Crypto Market Rebounds, Bitcoin Hits 4-Week High
Bitcoin (BTC) surged above the $65,000 mark for the first time since late June, shrugging off a dip below $63,000 earlier in the day. This surge comes amidst the distribution of assets from the defunct Mt. Gox exchange, which moved $2.8 billion worth of BTC.
The crypto rally was broad-based, with the CoinDesk 20 index (CD20) gaining almost 3% over the past 24 hours. 16 of the 20 constituents were in the green during the day.
XRP Leads the Rally
XRP (XRP), the native token of the XRP Ledger payment network, was the strongest performer among altcoin majors, surging 9% on Tuesday and extending its weekly gains to 35%.
Whales, or large asset holders, are increasing their holdings of XRP, indicating conviction in higher prices, according to crypto data provider Santiment.
CME and CF Benchmarks announced indices and reference rates for XRP, which could enhance institutional adoption of the token, suggested Brad Garlinghouse, CEO of Ripple.
Mt. Gox Sell-Off “Overestimated”
Crypto buyers are considering how much of the $9 billion in bitcoin about to be distributed to Mt. Gox collectors might be dumped on the market.
Ki Young Ju, CEO of crypto analytics firm CryptoQuant, argues that fears over the sell-off are “overestimated” and won’t derail the current rally.
“I believe this distribution will not end the bullish trend, as the funds are expected to react to market sentiment similarly to the prevailing bitcoin supply,” he explained in an X post. “Unlike the German government selling, Mt. Gox collectors are not compelled to sell, so it is not purely sell-side liquidity.”
CoinMetrics also stated that the market should be able to absorb the liquidation of assets from Mt. Gox collectors if it occurs in an orderly manner spread over several weeks, considering Bitcoin’s current market depth and trading volumes.
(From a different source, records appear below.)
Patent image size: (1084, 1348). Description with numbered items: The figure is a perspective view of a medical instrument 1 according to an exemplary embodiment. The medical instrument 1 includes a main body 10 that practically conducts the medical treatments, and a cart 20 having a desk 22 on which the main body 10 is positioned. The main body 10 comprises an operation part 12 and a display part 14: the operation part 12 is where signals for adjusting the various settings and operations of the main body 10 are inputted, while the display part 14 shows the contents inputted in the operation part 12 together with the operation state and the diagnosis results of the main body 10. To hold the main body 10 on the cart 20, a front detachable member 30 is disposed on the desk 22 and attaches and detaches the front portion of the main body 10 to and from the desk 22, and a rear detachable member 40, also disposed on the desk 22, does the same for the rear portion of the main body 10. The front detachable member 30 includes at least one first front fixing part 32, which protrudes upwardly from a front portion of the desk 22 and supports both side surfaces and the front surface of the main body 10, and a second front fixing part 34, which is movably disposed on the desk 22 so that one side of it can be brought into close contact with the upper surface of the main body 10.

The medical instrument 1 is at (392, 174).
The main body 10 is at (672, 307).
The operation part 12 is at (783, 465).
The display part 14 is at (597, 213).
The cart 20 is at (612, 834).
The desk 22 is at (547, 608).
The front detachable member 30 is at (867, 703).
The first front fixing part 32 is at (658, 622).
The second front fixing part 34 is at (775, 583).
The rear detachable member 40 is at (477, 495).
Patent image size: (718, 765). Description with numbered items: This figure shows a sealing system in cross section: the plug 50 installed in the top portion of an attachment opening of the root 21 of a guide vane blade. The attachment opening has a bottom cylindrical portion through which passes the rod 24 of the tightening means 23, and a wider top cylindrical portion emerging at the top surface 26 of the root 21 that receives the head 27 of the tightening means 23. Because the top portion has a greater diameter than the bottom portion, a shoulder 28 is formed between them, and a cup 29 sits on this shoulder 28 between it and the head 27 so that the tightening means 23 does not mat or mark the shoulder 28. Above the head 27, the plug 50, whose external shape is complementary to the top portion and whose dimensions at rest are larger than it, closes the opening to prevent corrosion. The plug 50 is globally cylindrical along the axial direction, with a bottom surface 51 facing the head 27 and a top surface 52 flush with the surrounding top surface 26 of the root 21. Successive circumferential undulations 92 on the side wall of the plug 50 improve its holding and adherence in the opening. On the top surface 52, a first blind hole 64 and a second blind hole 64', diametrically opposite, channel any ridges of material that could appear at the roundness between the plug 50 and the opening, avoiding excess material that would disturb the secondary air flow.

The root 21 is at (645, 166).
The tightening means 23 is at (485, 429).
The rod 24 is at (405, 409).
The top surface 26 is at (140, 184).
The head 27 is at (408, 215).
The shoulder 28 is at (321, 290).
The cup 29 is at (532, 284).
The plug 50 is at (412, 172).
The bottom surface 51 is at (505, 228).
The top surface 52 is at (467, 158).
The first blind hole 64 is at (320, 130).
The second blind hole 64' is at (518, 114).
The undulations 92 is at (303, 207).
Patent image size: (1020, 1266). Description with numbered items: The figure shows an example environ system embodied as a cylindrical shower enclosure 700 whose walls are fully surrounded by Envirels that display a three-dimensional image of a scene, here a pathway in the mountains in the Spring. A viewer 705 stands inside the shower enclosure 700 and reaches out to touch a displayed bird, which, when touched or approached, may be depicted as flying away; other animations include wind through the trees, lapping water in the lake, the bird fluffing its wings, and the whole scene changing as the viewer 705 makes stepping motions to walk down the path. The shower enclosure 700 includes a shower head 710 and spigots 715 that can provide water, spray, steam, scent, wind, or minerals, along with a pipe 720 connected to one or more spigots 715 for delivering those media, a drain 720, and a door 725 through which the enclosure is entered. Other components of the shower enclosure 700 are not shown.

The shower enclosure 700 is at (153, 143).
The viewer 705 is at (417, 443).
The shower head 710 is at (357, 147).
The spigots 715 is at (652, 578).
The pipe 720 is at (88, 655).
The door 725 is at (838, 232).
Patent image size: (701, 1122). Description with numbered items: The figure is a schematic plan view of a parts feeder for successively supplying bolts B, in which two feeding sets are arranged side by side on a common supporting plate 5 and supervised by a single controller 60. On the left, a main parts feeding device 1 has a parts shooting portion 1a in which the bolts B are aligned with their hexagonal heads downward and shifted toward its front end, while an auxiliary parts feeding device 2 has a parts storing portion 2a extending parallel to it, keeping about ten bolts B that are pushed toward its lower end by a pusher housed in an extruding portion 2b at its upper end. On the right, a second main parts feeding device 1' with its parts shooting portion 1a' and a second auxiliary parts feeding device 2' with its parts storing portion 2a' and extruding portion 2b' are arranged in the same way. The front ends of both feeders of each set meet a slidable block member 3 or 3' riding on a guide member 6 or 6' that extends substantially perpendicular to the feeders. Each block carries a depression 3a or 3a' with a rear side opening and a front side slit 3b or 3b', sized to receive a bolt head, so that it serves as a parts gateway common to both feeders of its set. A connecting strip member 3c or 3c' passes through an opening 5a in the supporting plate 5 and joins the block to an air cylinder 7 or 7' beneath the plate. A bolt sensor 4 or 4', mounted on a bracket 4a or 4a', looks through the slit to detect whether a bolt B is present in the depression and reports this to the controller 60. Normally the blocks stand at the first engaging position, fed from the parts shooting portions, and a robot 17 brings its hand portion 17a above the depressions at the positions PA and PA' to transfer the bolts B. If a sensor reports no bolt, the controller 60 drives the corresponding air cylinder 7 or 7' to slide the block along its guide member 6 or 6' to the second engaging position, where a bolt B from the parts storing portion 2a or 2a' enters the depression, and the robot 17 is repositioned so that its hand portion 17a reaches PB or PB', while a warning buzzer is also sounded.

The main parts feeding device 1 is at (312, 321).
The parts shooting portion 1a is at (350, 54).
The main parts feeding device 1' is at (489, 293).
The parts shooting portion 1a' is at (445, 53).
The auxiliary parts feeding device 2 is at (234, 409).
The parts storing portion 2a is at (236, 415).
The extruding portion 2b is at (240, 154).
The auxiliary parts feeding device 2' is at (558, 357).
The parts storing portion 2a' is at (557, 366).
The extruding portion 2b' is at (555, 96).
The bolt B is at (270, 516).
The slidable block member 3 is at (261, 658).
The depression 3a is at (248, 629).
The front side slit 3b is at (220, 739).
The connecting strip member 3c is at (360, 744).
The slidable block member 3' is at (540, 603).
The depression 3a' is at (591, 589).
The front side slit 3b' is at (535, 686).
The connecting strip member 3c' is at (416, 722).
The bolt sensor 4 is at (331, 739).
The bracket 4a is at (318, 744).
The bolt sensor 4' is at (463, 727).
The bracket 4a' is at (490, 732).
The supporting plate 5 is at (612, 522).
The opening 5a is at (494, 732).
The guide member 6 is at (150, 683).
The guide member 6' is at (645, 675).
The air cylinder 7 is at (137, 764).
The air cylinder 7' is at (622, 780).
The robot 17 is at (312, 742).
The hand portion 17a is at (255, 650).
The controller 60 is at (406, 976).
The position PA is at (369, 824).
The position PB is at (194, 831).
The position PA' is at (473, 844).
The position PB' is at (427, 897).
“The distribution of ~65,000 BTC (priced roughly $1.95B at current prices) could likely be absorbed by the market over a period of a couple of weeks without causing severe disruptions, assuming the liquidations are achieved gradually and across multiple exchanges,” CoinMetrics analysts wrote in a Tuesday report.
“These findings, however, are only suggestive of the depth and maturity of the BTC market, but should assuage fears of liquidity scarcity in the near term.”